MHB Total Differential: Find f(3,1) from f(1,2)=0

[Yankel]

Hello again,

Following my previous post, I have a total differential:

\[df=(2xy+1)dx+(x^{2}-2y)dy\]and it is also given that f(1,2)=0. I am asked to find f(3,1). The final answer is 12. I don't get it.

When I integrate the first part by x, and the second part by y, I get two different functions. So according to what you guys told me in the previous post, this is not a df in the first place ! Where do I get it wrong ?

thanks !

 

[I like Serena]

Hello again,

Following my previous post, I have a total differential:

\[df=(2xy+1)dx+(x^{2}-2y)dy\]and it is also given that f(1,2)=0. I am asked to find f(3,1). The final answer is 12. I don't get it.

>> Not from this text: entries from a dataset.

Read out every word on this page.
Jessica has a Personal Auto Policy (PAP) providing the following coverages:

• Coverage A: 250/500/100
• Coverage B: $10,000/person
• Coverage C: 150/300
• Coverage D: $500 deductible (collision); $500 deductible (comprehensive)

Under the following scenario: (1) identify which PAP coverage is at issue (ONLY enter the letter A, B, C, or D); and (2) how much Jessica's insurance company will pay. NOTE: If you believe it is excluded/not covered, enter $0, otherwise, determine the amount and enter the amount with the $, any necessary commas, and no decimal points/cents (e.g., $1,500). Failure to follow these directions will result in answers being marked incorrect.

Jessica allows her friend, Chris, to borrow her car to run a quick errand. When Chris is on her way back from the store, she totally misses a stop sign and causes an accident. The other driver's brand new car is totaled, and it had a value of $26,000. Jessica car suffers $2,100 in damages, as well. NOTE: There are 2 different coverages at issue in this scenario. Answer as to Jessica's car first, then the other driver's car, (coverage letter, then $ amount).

When I integrate the first part by x, and the second part by y, I get two different functions. So according to what you guys told me in the previous post, this is not a df in the first place ! Where do I get it wrong ?

thanks !

Hi! :)

You have:
$$\frac{\partial f}{\partial x} = 2xy+1$$
Integrate it to find:
$$f = x^2y+x + g(y)$$
where $g(y)$ is an arbitrary function of $y$.

What can you deduce about $g(y)$ by integrating $x^{2}-2y$ with respect to $y$?